# How to ring the bell...



## Plukie (Aug 26, 2007)

...just had to show you these, look at Ruby in the background looking like "Yeah, yeah, I've seen it all before!"


----------



## Bea (Jul 26, 2007)

Dooby is quite a character!!! Those are really funny pics.


----------



## Aly (Jul 30, 2007)

Those are some acrobatic pics! Makes me think Dooby is a girl...hehe


----------



## Plukie (Aug 26, 2007)

STOP IT!!!!


----------



## Aly (Jul 30, 2007)

Plukie said:


> STOP IT!!!!



 I'm just stating my opinion...don't want to confuse you anymore though. I'm sorry.


----------



## Laura (Jul 30, 2007)

Great shot !! mine are no where near that acrobatic 



Babyluv12 said:


> I'm just stating my opinion...don't want to confuse you anymore though.

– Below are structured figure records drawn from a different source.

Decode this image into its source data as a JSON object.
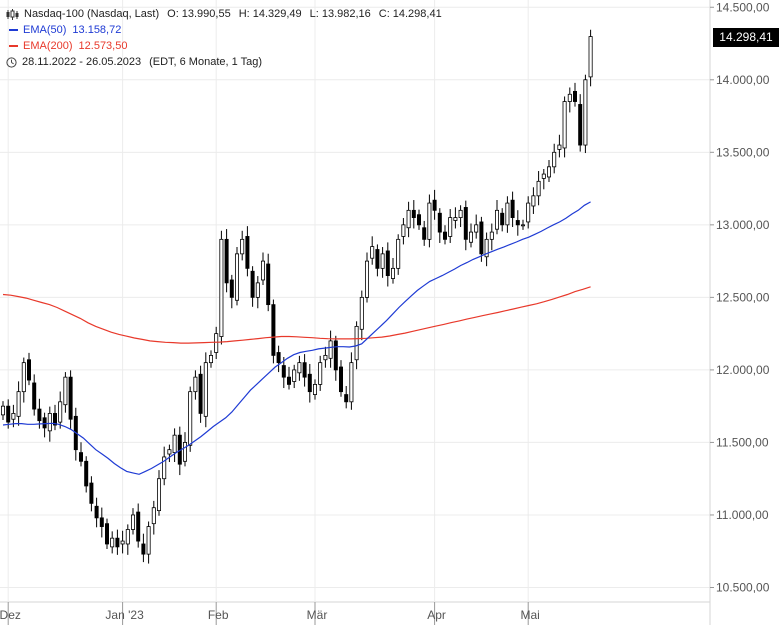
{
  "legend": {
    "instrument": "Nasdaq-100 (Nasdaq, Last)",
    "open_label": "O:",
    "open": "13.990,55",
    "high_label": "H:",
    "high": "14.329,49",
    "low_label": "L:",
    "low": "13.982,16",
    "close_label": "C:",
    "close": "14.298,41",
    "ema50_label": "EMA(50)",
    "ema50_value": "13.158,72",
    "ema200_label": "EMA(200)",
    "ema200_value": "12.573,50",
    "period": "28.11.2022 - 26.05.2023",
    "period_info": "(EDT, 6 Monate, 1 Tag)"
  },
  "price_badge": "14.298,41",
  "colors": {
    "ema50": "#1f3bd4",
    "ema200": "#e8392b",
    "candle": "#000000",
    "grid": "#ececec"
  },
  "chart_data": {
    "type": "candlestick",
    "ylim": [
      10400,
      14550
    ],
    "y_ticks": [
      {
        "value": 10500,
        "label": "10.500,00"
      },
      {
        "value": 11000,
        "label": "11.000,00"
      },
      {
        "value": 11500,
        "label": "11.500,00"
      },
      {
        "value": 12000,
        "label": "12.000,00"
      },
      {
        "value": 12500,
        "label": "12.500,00"
      },
      {
        "value": 13000,
        "label": "13.000,00"
      },
      {
        "value": 13500,
        "label": "13.500,00"
      },
      {
        "value": 14000,
        "label": "14.000,00"
      },
      {
        "value": 14500,
        "label": "14.500,00"
      }
    ],
    "x_labels": [
      {
        "index": 1,
        "label": "Dez"
      },
      {
        "index": 23,
        "label": "Jan '23"
      },
      {
        "index": 41,
        "label": "Feb"
      },
      {
        "index": 60,
        "label": "Mär"
      },
      {
        "index": 83,
        "label": "Apr"
      },
      {
        "index": 101,
        "label": "Mai"
      }
    ],
    "closes": [
      11750,
      11640,
      11700,
      11850,
      12050,
      11930,
      11730,
      11650,
      11600,
      11700,
      11620,
      11780,
      11950,
      11660,
      11450,
      11370,
      11200,
      11080,
      10980,
      10920,
      10800,
      10840,
      10780,
      10820,
      10900,
      11000,
      10820,
      10730,
      10920,
      11050,
      11250,
      11400,
      11450,
      11550,
      11350,
      11500,
      11850,
      11950,
      11700,
      12050,
      12100,
      12250,
      12900,
      12600,
      12500,
      12800,
      12900,
      12700,
      12500,
      12600,
      12750,
      12450,
      12100,
      12050,
      11950,
      11900,
      12000,
      12050,
      11950,
      11850,
      11900,
      12050,
      12100,
      12200,
      12000,
      11850,
      11780,
      12050,
      12300,
      12500,
      12750,
      12850,
      12700,
      12800,
      12650,
      12700,
      12900,
      13000,
      13100,
      13050,
      13000,
      12900,
      13150,
      13100,
      12950,
      12900,
      13050,
      13050,
      13100,
      12900,
      12950,
      13000,
      12800,
      12900,
      12950,
      13100,
      13000,
      13150,
      13050,
      13000,
      13000,
      13150,
      13200,
      13300,
      13350,
      13400,
      13500,
      13550,
      13850,
      13900,
      13850,
      13550,
      14000,
      14298
    ],
    "ema50": [
      11620,
      11625,
      11630,
      11630,
      11625,
      11625,
      11628,
      11630,
      11632,
      11625,
      11610,
      11590,
      11560,
      11530,
      11490,
      11450,
      11420,
      11390,
      11355,
      11325,
      11300,
      11290,
      11280,
      11300,
      11320,
      11345,
      11370,
      11400,
      11430,
      11455,
      11480,
      11510,
      11540,
      11575,
      11610,
      11640,
      11670,
      11710,
      11760,
      11810,
      11860,
      11900,
      11940,
      11980,
      12020,
      12050,
      12080,
      12105,
      12120,
      12128,
      12135,
      12145,
      12150,
      12155,
      12160,
      12160,
      12158,
      12165,
      12180,
      12220,
      12260,
      12300,
      12340,
      12385,
      12430,
      12470,
      12510,
      12548,
      12580,
      12610,
      12630,
      12650,
      12672,
      12695,
      12720,
      12740,
      12762,
      12780,
      12798,
      12815,
      12832,
      12848,
      12865,
      12882,
      12900,
      12915,
      12935,
      12955,
      12978,
      13000,
      13020,
      13045,
      13075,
      13100,
      13135,
      13158
    ],
    "ema200": [
      12520,
      12515,
      12505,
      12495,
      12480,
      12465,
      12450,
      12430,
      12405,
      12380,
      12355,
      12325,
      12300,
      12280,
      12260,
      12245,
      12232,
      12220,
      12210,
      12200,
      12195,
      12190,
      12188,
      12185,
      12185,
      12186,
      12188,
      12190,
      12192,
      12195,
      12200,
      12205,
      12210,
      12216,
      12222,
      12226,
      12230,
      12230,
      12228,
      12225,
      12222,
      12218,
      12215,
      12214,
      12214,
      12214,
      12216,
      12218,
      12222,
      12226,
      12234,
      12244,
      12254,
      12266,
      12278,
      12290,
      12302,
      12314,
      12326,
      12338,
      12350,
      12362,
      12374,
      12385,
      12396,
      12408,
      12420,
      12432,
      12444,
      12456,
      12470,
      12486,
      12503,
      12520,
      12540,
      12556,
      12573
    ]
  }
}
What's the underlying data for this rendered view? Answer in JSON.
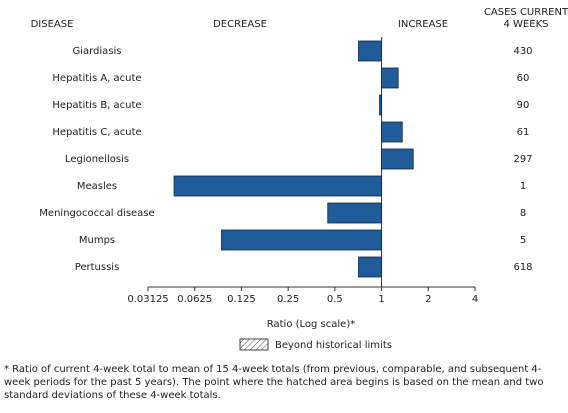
{
  "chart_data": {
    "type": "bar",
    "orientation": "horizontal",
    "category_header": "DISEASE",
    "decrease_label": "DECREASE",
    "increase_label": "INCREASE",
    "cases_header": [
      "CASES CURRENT",
      "4 WEEKS"
    ],
    "categories": [
      "Giardiasis",
      "Hepatitis A, acute",
      "Hepatitis B, acute",
      "Hepatitis C, acute",
      "Legionellosis",
      "Measles",
      "Meningococcal disease",
      "Mumps",
      "Pertussis"
    ],
    "values": [
      0.71,
      1.28,
      0.97,
      1.36,
      1.6,
      0.046,
      0.45,
      0.093,
      0.71
    ],
    "cases": [
      430,
      60,
      90,
      61,
      297,
      1,
      8,
      5,
      618
    ],
    "color": "#1f5c99",
    "xlim": [
      0.03125,
      4
    ],
    "xticks": [
      0.03125,
      0.0625,
      0.125,
      0.25,
      0.5,
      1,
      2,
      4
    ],
    "log_scale": true,
    "xlabel": "Ratio (Log scale)*",
    "legend_label": "Beyond historical limits",
    "footnote": "* Ratio of current 4-week total to mean of 15 4-week totals (from previous, comparable, and subsequent 4-week periods for the past 5 years). The point where the hatched area begins is based on the mean and two standard deviations of these 4-week totals."
  }
}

I'm sorry.


If Dooby is a girl I will be shocked  I know females can mimick and whistle but not usually to the extent that dooby can


----------



## Aly (Jul 30, 2007)

laurago said:


> Great shot !! mine are no where near that acrobatic
> 
> 
> 
> If Dooby is a girl I will be shocked  I know females can mimick and whistle but not usually to the extent that dooby can



Yea- I guess I forgot about the singing... I guess looks can be deceiving..


----------



## Rosie (Aug 27, 2007)

Haha. what a cutie!! My budgie, Minty always rings her bell!


----------